Eu apenas o encarei. Eu o havia lembrado na manhã anterior. E no dia anterior. Deixei um bilhete na geladeira.
"Bem", disse ele, sua culpa momentânea rapidamente se transformando em irritação. "Como foi? Você finalmente recebeu alta? Podemos deixar todo esse... drama... para trás?"
Meus olhos, meu sacrifício, minha luta contínua - tudo apenas drama para ele.
Eu mantive seu olhar, meus próprios olhos claros e firmes pela primeira vez no que pareceu uma eternidade. "Não, Kadu. Não recebi. O dano no nervo óptico é permanente. Sempre haverá o risco de crises. Do brilho. Dos pontos cegos."
Ele ficou em silêncio por um momento. Então soltou um suspiro exasperado. "Então o que você está dizendo é que isso nunca vai acabar. Você sempre vai ter essa... coisa... para jogar na minha cara."
Eu não disse nada. Não havia mais nada a dizer. O homem que eu pensei que conhecia, o homem que eu havia salvado, se foi. Ou talvez ele nunca tenha existido.
"Nossa, você é tão cansativa", ele cuspiu, sua voz se elevando. "É sempre alguma coisa com você, não é? Uma dor de cabeça, um ponto embaçado, algum sintoma novo do caralho. Você gosta de ser a vítima?"
Eu vi então. Uma pequena e fraca mancha de rosa no colarinho de sua camisa branca impecável. O tom exato do batom que Amanda estava usando na cafeteria.
"Tem batom no seu colarinho", eu disse, minha voz mal um sussurro.
Ele congelou, sua mão voando para o pescoço em um reflexo de pânico e culpa.
"E diga à Amanda", acrescentei, as palavras com gosto de veneno, "que ela deveria ter mais cuidado com o vestido de cinquenta mil reais dela. A previsão é de chuva a semana toda."
Seu rosto passou de pálido a carmesim em um piscar de olhos. "Você estava me seguindo? Qual é o seu problema?"
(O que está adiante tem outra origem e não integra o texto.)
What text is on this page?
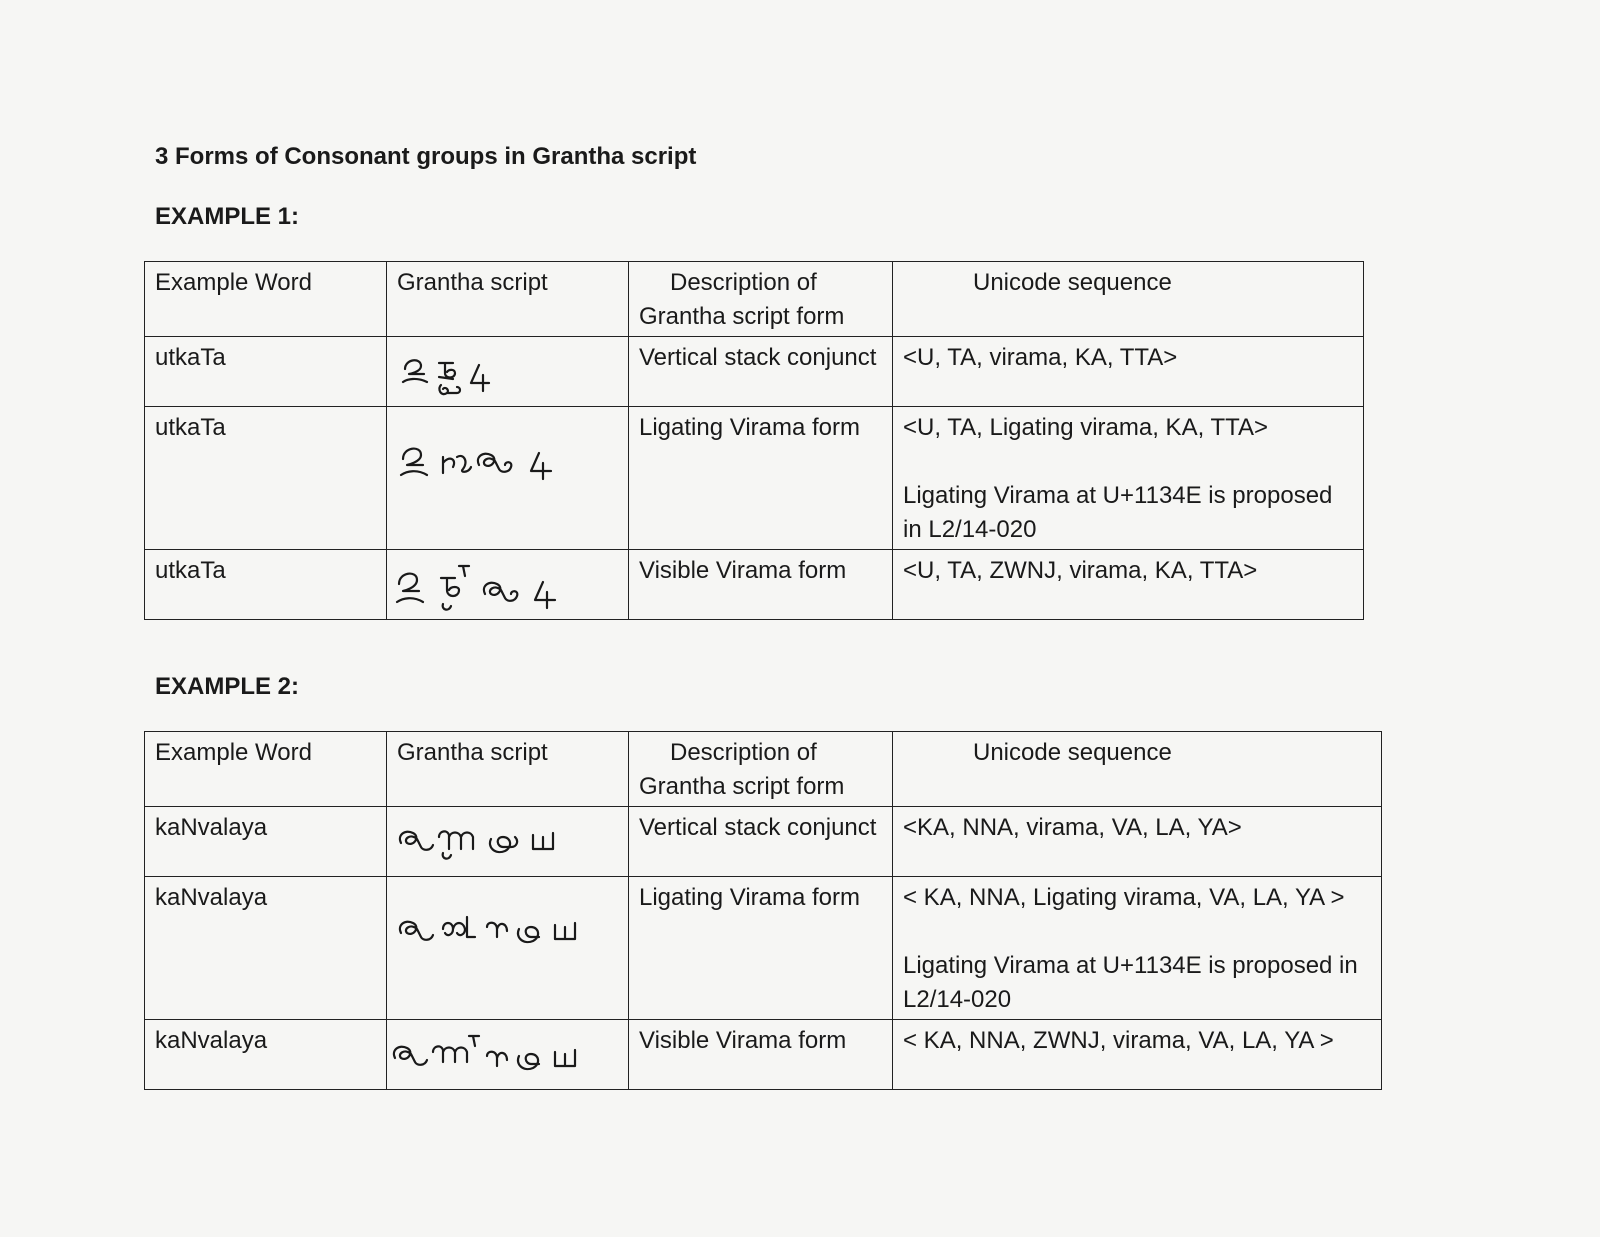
3 Forms of Consonant groups in Grantha script
EXAMPLE 1:
Example Word	Grantha script	Description of Grantha script form	Unicode sequence
utkaTa		Vertical stack conjunct	<U, TA, virama, KA, TTA>
utkaTa		Ligating Virama form	<U, TA, Ligating virama, KA, TTA>
Ligating Virama at U+1134E is proposed in L2/14-020

utkaTa		Visible Virama form	<U, TA, ZWNJ, virama, KA, TTA>
EXAMPLE 2:
Example Word	Grantha script	Description of Grantha script form	Unicode sequence
kaNvalaya		Vertical stack conjunct	<KA, NNA, virama, VA, LA, YA>
kaNvalaya		Ligating Virama form	< KA, NNA, Ligating virama, VA, LA, YA >
Ligating Virama at U+1134E is proposed in L2/14-020

kaNvalaya		Visible Virama form	< KA, NNA, ZWNJ, virama, VA, LA, YA >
"Ela estava arrasada, Bia!", ele gritou, avançando sobre mim. "O gato dela morreu! Eu estava a consolando!"
"O gato dela morreu no mês passado, Kadu."
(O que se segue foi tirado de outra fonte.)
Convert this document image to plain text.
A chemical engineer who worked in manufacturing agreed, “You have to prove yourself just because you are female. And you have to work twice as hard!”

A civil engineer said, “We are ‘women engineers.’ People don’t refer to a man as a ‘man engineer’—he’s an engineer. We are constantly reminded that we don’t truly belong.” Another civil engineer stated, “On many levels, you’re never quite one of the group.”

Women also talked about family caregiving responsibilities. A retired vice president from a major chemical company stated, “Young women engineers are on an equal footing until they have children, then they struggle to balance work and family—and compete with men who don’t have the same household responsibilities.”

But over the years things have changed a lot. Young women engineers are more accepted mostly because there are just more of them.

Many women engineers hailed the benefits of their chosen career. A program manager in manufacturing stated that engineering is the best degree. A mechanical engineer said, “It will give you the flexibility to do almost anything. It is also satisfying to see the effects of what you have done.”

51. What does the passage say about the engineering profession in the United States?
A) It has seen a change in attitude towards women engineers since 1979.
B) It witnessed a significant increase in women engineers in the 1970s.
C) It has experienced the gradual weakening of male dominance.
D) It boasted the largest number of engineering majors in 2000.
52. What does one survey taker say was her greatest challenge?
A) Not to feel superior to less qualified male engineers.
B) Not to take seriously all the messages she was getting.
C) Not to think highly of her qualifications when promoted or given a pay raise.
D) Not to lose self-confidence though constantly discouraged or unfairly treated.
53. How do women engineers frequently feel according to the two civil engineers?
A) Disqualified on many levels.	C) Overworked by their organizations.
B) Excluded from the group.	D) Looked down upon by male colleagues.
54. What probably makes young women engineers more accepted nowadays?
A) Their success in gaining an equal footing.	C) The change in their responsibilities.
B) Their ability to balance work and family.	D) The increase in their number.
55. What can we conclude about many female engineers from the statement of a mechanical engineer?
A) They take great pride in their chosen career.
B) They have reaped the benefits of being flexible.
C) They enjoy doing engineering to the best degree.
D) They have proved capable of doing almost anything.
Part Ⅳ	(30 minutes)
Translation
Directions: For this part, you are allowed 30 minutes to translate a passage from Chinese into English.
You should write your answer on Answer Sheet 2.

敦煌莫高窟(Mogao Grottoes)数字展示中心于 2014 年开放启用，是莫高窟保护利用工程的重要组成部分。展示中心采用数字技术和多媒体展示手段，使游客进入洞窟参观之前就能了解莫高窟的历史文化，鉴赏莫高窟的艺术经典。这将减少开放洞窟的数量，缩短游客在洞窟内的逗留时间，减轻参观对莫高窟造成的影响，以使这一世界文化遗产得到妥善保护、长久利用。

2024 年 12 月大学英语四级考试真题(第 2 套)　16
"Bem, ela estava tendo uma reação de luto tardia!", ele gaguejou, seus olhos selvagens com o desespero de um homem pego na mentira. "Você não entende, você não é tão sensível quanto ela. Ela precisa de mim! Eu tenho uma responsabilidade com ela!"
"Uma responsabilidade?", perguntei, uma risada quebrada e sem alegria finalmente escapando de mim. "E quanto à sua responsabilidade comigo? Sua noiva? Aquela que voltou para casa sozinha na chuva de uma consulta médica por uma lesão que ela sofreu salvando sua vida?"
"Isso é diferente!", ele gritou. "Aquilo foi um acidente! Isso é... isso é a Amanda!"
Como se fosse um sinal, seu telefone tocou. Ele o pegou. O nome de Amanda brilhava na tela. Ele atendeu, sua voz instantaneamente caindo para aquele tom suave e preocupado.
"Amanda? O que foi? Você está bem?"
Um soluço abafado e teatral veio pelo alto-falante. "Kadu... me desculpe... acho que estou tendo outro ataque de pânico..."
Ele não hesitou. Nem sequer olhou para mim.
"Estou a caminho", disse ele, já se virando para a porta. Ele parou, a mão na maçaneta, e lançou um último olhar de desprezo por cima do ombro.
"Fique aqui. Se seque. E, pelo amor de Deus, tente não ser tão dramática quando eu voltar."
Ele saiu, batendo a porta atrás de si. O som ecoou no espaço silencioso e cavernoso da vida que havíamos construído.
Dramática. Ele achava que eu estava sendo dramática.
E naquele momento, eu percebi a verdade. Por cinco anos, eu não estive cega por causa de um nervo danificado. Eu estive cega porque escolhi não ver.